Ma non vado oltre: esiste un varco, una rotta praticabile, e meno male! Liberiamoci dall’Ego, dall’egoismo e dalle sue angosce che spingono a cercare l’Energia lontano da noi, nella terra dei veleni, del doping, delle dipendenze, di tutte le possibili forme di schiavitù fisiche e psicologiche. Per estensione, infine, in qualunque società si viva è possibile e doveroso lottare per cambiare le cose sbagliate.
Riprendiamoci quindi l’Io che trascende l’Ego nella sua crescita in consapevolezza e maturità e ritroveremo il gusto di competere prima di tutto con noi stessi, negli allenamenti e nelle competizioni. Ricerchiamo la supercompensazione in tutte le attività della vita e andiamo alla scoperta dei nostri limiti.
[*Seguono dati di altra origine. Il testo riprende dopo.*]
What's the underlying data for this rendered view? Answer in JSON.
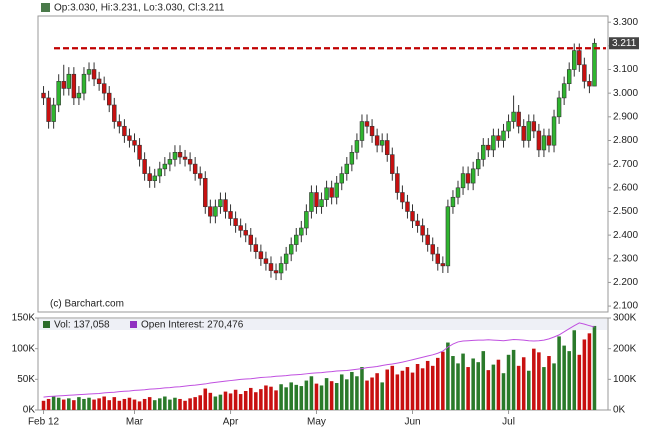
{
  "chart_data": {
    "type": "candlestick",
    "header": "Op:3.030, Hi:3.231, Lo:3.030, Cl:3.211",
    "watermark": "(c) Barchart.com",
    "volume_label": "Vol: 137,058",
    "oi_label": "Open Interest: 270,476",
    "up_color": "#2fb52f",
    "down_color": "#c81010",
    "oi_color": "#c050e0",
    "hline": 3.19,
    "hline_color": "#c00000",
    "ylim": [
      2.075,
      3.36
    ],
    "yticks": [
      {
        "value": 2.1,
        "label": "2.100"
      },
      {
        "value": 2.2,
        "label": "2.200"
      },
      {
        "value": 2.3,
        "label": "2.300"
      },
      {
        "value": 2.4,
        "label": "2.400"
      },
      {
        "value": 2.5,
        "label": "2.500"
      },
      {
        "value": 2.6,
        "label": "2.600"
      },
      {
        "value": 2.7,
        "label": "2.700"
      },
      {
        "value": 2.8,
        "label": "2.800"
      },
      {
        "value": 2.9,
        "label": "2.900"
      },
      {
        "value": 3.0,
        "label": "3.000"
      },
      {
        "value": 3.1,
        "label": "3.100"
      },
      {
        "value": 3.2,
        "label": "3.200"
      },
      {
        "value": 3.3,
        "label": "3.300"
      }
    ],
    "vol_lim": [
      0,
      150000
    ],
    "vol_ticks": [
      {
        "value": 0,
        "label": "0K"
      },
      {
        "value": 50000,
        "label": "50K"
      },
      {
        "value": 100000,
        "label": "100K"
      },
      {
        "value": 150000,
        "label": "150K"
      }
    ],
    "y2lim": [
      0,
      300000
    ],
    "y2ticks": [
      {
        "value": 0,
        "label": "0K"
      },
      {
        "value": 100000,
        "label": "100K"
      },
      {
        "value": 200000,
        "label": "200K"
      },
      {
        "value": 300000,
        "label": "300K"
      }
    ],
    "categories": [
      "Feb 12",
      null,
      null,
      null,
      null,
      null,
      null,
      null,
      null,
      null,
      null,
      null,
      null,
      null,
      null,
      null,
      null,
      null,
      "Mar",
      null,
      null,
      null,
      null,
      null,
      null,
      null,
      null,
      null,
      null,
      null,
      null,
      null,
      null,
      null,
      null,
      null,
      null,
      "Apr",
      null,
      null,
      null,
      null,
      null,
      null,
      null,
      null,
      null,
      null,
      null,
      null,
      null,
      null,
      null,
      null,
      "May",
      null,
      null,
      null,
      null,
      null,
      null,
      null,
      null,
      null,
      null,
      null,
      null,
      null,
      null,
      null,
      null,
      null,
      null,
      "Jun",
      null,
      null,
      null,
      null,
      null,
      null,
      null,
      null,
      null,
      null,
      null,
      null,
      null,
      null,
      null,
      null,
      null,
      null,
      "Jul",
      null,
      null,
      null,
      null,
      null,
      null,
      null,
      null,
      null,
      null,
      null,
      null,
      null,
      null,
      null,
      null,
      null
    ],
    "ohlc": [
      [
        3.0,
        3.03,
        2.95,
        2.98
      ],
      [
        2.98,
        3.01,
        2.85,
        2.88
      ],
      [
        2.88,
        2.98,
        2.85,
        2.95
      ],
      [
        2.95,
        3.08,
        2.92,
        3.05
      ],
      [
        3.05,
        3.12,
        2.99,
        3.02
      ],
      [
        3.02,
        3.11,
        2.99,
        3.08
      ],
      [
        3.08,
        3.11,
        2.95,
        2.98
      ],
      [
        2.98,
        3.03,
        2.95,
        3.0
      ],
      [
        3.0,
        3.11,
        2.97,
        3.08
      ],
      [
        3.08,
        3.13,
        3.05,
        3.1
      ],
      [
        3.1,
        3.13,
        3.03,
        3.06
      ],
      [
        3.06,
        3.09,
        3.01,
        3.04
      ],
      [
        3.04,
        3.07,
        2.97,
        3.0
      ],
      [
        3.0,
        3.03,
        2.92,
        2.95
      ],
      [
        2.95,
        2.98,
        2.85,
        2.88
      ],
      [
        2.88,
        2.91,
        2.83,
        2.86
      ],
      [
        2.86,
        2.89,
        2.79,
        2.82
      ],
      [
        2.82,
        2.85,
        2.77,
        2.8
      ],
      [
        2.8,
        2.83,
        2.75,
        2.78
      ],
      [
        2.78,
        2.81,
        2.69,
        2.72
      ],
      [
        2.72,
        2.75,
        2.63,
        2.66
      ],
      [
        2.66,
        2.69,
        2.6,
        2.63
      ],
      [
        2.63,
        2.68,
        2.6,
        2.65
      ],
      [
        2.65,
        2.71,
        2.62,
        2.68
      ],
      [
        2.68,
        2.73,
        2.65,
        2.7
      ],
      [
        2.7,
        2.75,
        2.67,
        2.72
      ],
      [
        2.72,
        2.78,
        2.69,
        2.75
      ],
      [
        2.75,
        2.78,
        2.7,
        2.73
      ],
      [
        2.73,
        2.76,
        2.69,
        2.72
      ],
      [
        2.72,
        2.75,
        2.67,
        2.7
      ],
      [
        2.7,
        2.73,
        2.63,
        2.66
      ],
      [
        2.66,
        2.69,
        2.61,
        2.64
      ],
      [
        2.64,
        2.67,
        2.49,
        2.52
      ],
      [
        2.52,
        2.55,
        2.45,
        2.48
      ],
      [
        2.48,
        2.55,
        2.45,
        2.52
      ],
      [
        2.52,
        2.58,
        2.49,
        2.55
      ],
      [
        2.55,
        2.58,
        2.47,
        2.5
      ],
      [
        2.5,
        2.53,
        2.44,
        2.47
      ],
      [
        2.47,
        2.5,
        2.41,
        2.44
      ],
      [
        2.44,
        2.47,
        2.39,
        2.42
      ],
      [
        2.42,
        2.45,
        2.37,
        2.4
      ],
      [
        2.4,
        2.43,
        2.33,
        2.36
      ],
      [
        2.36,
        2.39,
        2.3,
        2.33
      ],
      [
        2.33,
        2.36,
        2.27,
        2.3
      ],
      [
        2.3,
        2.33,
        2.25,
        2.28
      ],
      [
        2.28,
        2.31,
        2.22,
        2.25
      ],
      [
        2.25,
        2.28,
        2.21,
        2.24
      ],
      [
        2.24,
        2.31,
        2.21,
        2.28
      ],
      [
        2.28,
        2.35,
        2.25,
        2.32
      ],
      [
        2.32,
        2.39,
        2.29,
        2.36
      ],
      [
        2.36,
        2.43,
        2.33,
        2.4
      ],
      [
        2.4,
        2.46,
        2.37,
        2.43
      ],
      [
        2.43,
        2.53,
        2.4,
        2.5
      ],
      [
        2.5,
        2.61,
        2.47,
        2.58
      ],
      [
        2.58,
        2.61,
        2.49,
        2.52
      ],
      [
        2.52,
        2.58,
        2.49,
        2.55
      ],
      [
        2.55,
        2.63,
        2.52,
        2.6
      ],
      [
        2.6,
        2.63,
        2.53,
        2.56
      ],
      [
        2.56,
        2.65,
        2.53,
        2.62
      ],
      [
        2.62,
        2.69,
        2.59,
        2.66
      ],
      [
        2.66,
        2.73,
        2.63,
        2.7
      ],
      [
        2.7,
        2.78,
        2.67,
        2.75
      ],
      [
        2.75,
        2.83,
        2.72,
        2.8
      ],
      [
        2.8,
        2.91,
        2.77,
        2.88
      ],
      [
        2.88,
        2.91,
        2.83,
        2.86
      ],
      [
        2.86,
        2.89,
        2.79,
        2.82
      ],
      [
        2.82,
        2.85,
        2.75,
        2.78
      ],
      [
        2.78,
        2.83,
        2.75,
        2.8
      ],
      [
        2.8,
        2.83,
        2.71,
        2.74
      ],
      [
        2.74,
        2.77,
        2.63,
        2.66
      ],
      [
        2.66,
        2.69,
        2.55,
        2.58
      ],
      [
        2.58,
        2.61,
        2.51,
        2.54
      ],
      [
        2.54,
        2.57,
        2.47,
        2.5
      ],
      [
        2.5,
        2.53,
        2.43,
        2.46
      ],
      [
        2.46,
        2.49,
        2.41,
        2.44
      ],
      [
        2.44,
        2.47,
        2.37,
        2.4
      ],
      [
        2.4,
        2.43,
        2.33,
        2.36
      ],
      [
        2.36,
        2.39,
        2.29,
        2.32
      ],
      [
        2.32,
        2.35,
        2.25,
        2.28
      ],
      [
        2.28,
        2.31,
        2.24,
        2.27
      ],
      [
        2.27,
        2.55,
        2.24,
        2.52
      ],
      [
        2.52,
        2.59,
        2.49,
        2.56
      ],
      [
        2.56,
        2.63,
        2.53,
        2.6
      ],
      [
        2.6,
        2.69,
        2.57,
        2.66
      ],
      [
        2.66,
        2.69,
        2.59,
        2.62
      ],
      [
        2.62,
        2.71,
        2.59,
        2.68
      ],
      [
        2.68,
        2.75,
        2.65,
        2.72
      ],
      [
        2.72,
        2.81,
        2.69,
        2.78
      ],
      [
        2.78,
        2.81,
        2.73,
        2.76
      ],
      [
        2.76,
        2.85,
        2.73,
        2.82
      ],
      [
        2.82,
        2.85,
        2.77,
        2.8
      ],
      [
        2.8,
        2.87,
        2.77,
        2.84
      ],
      [
        2.84,
        2.91,
        2.81,
        2.88
      ],
      [
        2.88,
        2.99,
        2.85,
        2.92
      ],
      [
        2.92,
        2.95,
        2.83,
        2.86
      ],
      [
        2.86,
        2.89,
        2.77,
        2.8
      ],
      [
        2.8,
        2.91,
        2.77,
        2.88
      ],
      [
        2.88,
        2.91,
        2.81,
        2.84
      ],
      [
        2.84,
        2.87,
        2.73,
        2.76
      ],
      [
        2.76,
        2.85,
        2.73,
        2.82
      ],
      [
        2.82,
        2.85,
        2.75,
        2.78
      ],
      [
        2.78,
        2.93,
        2.75,
        2.9
      ],
      [
        2.9,
        3.01,
        2.87,
        2.98
      ],
      [
        2.98,
        3.07,
        2.95,
        3.04
      ],
      [
        3.04,
        3.13,
        3.01,
        3.1
      ],
      [
        3.1,
        3.21,
        3.07,
        3.18
      ],
      [
        3.18,
        3.21,
        3.09,
        3.12
      ],
      [
        3.12,
        3.15,
        3.02,
        3.05
      ],
      [
        3.05,
        3.08,
        3.0,
        3.03
      ],
      [
        3.03,
        3.231,
        3.03,
        3.211
      ]
    ],
    "volume": [
      15000,
      18000,
      22000,
      20000,
      17000,
      19000,
      16000,
      21000,
      18000,
      20000,
      17000,
      19000,
      22000,
      16000,
      21000,
      15000,
      18000,
      20000,
      17000,
      14000,
      18000,
      21000,
      16000,
      19000,
      22000,
      17000,
      20000,
      18000,
      15000,
      19000,
      21000,
      24000,
      35000,
      28000,
      22000,
      25000,
      30000,
      27000,
      33000,
      26000,
      31000,
      36000,
      29000,
      34000,
      40000,
      38000,
      32000,
      42000,
      37000,
      45000,
      41000,
      39000,
      48000,
      55000,
      43000,
      40000,
      52000,
      47000,
      44000,
      58000,
      50000,
      62000,
      55000,
      70000,
      48000,
      53000,
      60000,
      45000,
      66000,
      72000,
      58000,
      64000,
      70000,
      61000,
      75000,
      68000,
      80000,
      72000,
      85000,
      95000,
      110000,
      88000,
      76000,
      92000,
      70000,
      84000,
      78000,
      96000,
      65000,
      74000,
      82000,
      60000,
      90000,
      98000,
      72000,
      86000,
      64000,
      100000,
      94000,
      70000,
      88000,
      76000,
      120000,
      105000,
      96000,
      130000,
      90000,
      115000,
      125000,
      137058
    ],
    "open_interest": [
      42000,
      44000,
      45000,
      46000,
      47000,
      48000,
      49000,
      50000,
      51000,
      52000,
      53000,
      54000,
      56000,
      57000,
      58000,
      60000,
      61000,
      62000,
      64000,
      65000,
      66000,
      68000,
      69000,
      70000,
      72000,
      73000,
      75000,
      76000,
      78000,
      80000,
      81000,
      83000,
      85000,
      88000,
      90000,
      92000,
      94000,
      96000,
      98000,
      100000,
      101000,
      102000,
      104000,
      106000,
      107000,
      108000,
      110000,
      111000,
      112000,
      114000,
      115000,
      116000,
      118000,
      120000,
      121000,
      122000,
      124000,
      125000,
      127000,
      128000,
      129000,
      131000,
      133000,
      135000,
      138000,
      140000,
      142000,
      145000,
      148000,
      150000,
      153000,
      156000,
      160000,
      164000,
      168000,
      172000,
      176000,
      180000,
      185000,
      192000,
      205000,
      215000,
      222000,
      225000,
      226000,
      227000,
      228000,
      228000,
      229000,
      228000,
      227000,
      226000,
      228000,
      230000,
      229000,
      228000,
      226000,
      225000,
      226000,
      228000,
      232000,
      238000,
      245000,
      255000,
      265000,
      275000,
      284000,
      280000,
      275000,
      270476
    ]
  }
}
Riflettendo sui limiti individuali, è evidente che negli sport di breve durata è più facile toccare le pareti del proprio “container genetico” e patirne, almeno un po’, soprattutto in gioventù, soprattutto negli stadi di atletica, nelle palestre e senza un allenatore morale. Negli sport di lunga durata, nel podismo, il “box genetico” è grande come un hangar. Si è meno vulnerabili alle ferite da urti psicologici: i margini di miglioramento sono in assoluto più ampi. Il “vulnus”, o l’offesa della constatazione di inferiorità, si distribuisce nei minuti e nella quantità di folla che spazia intorno a tanti singoli primati, così da essere quasi sempre soddisfatti di sé, almeno per confronto con le altre soglie.
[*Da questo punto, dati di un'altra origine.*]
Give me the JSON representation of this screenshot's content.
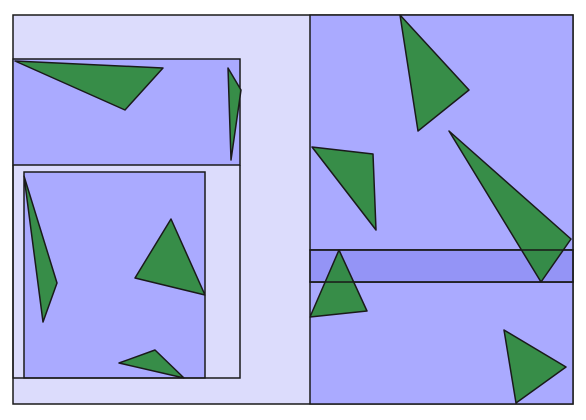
{
  "diagram": {
    "kind": "rectangle partition with triangles",
    "colors": {
      "background": "#ffffff",
      "outer_region": "#dcdcfc",
      "inner_region": "#aaaaff",
      "overlap_band": "#9494f6",
      "triangle_fill": "#2e8b3a",
      "triangle_opacity": 0.93,
      "stroke": "#1a1a1a"
    },
    "counts": {
      "triangles": 10,
      "bounding_rectangles": 5
    }
  }
}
Evviva dunque lo sport di lunga durata che aiuta a migliorare le prestazioni fisiche, ma soprattutto quelle psicologiche. Prendere coscienza che si può fare di più nello sport e nelle cose di tutti i giorni è il segreto che mi porto dentro e che spero sia il segreto di tanti.
Supercompensare può dunque diventare il mio personale slogan, l’energico incentivo che la psiche riceve quando dimostra di saper-come-pensare l’allenamento, la gara e la vita.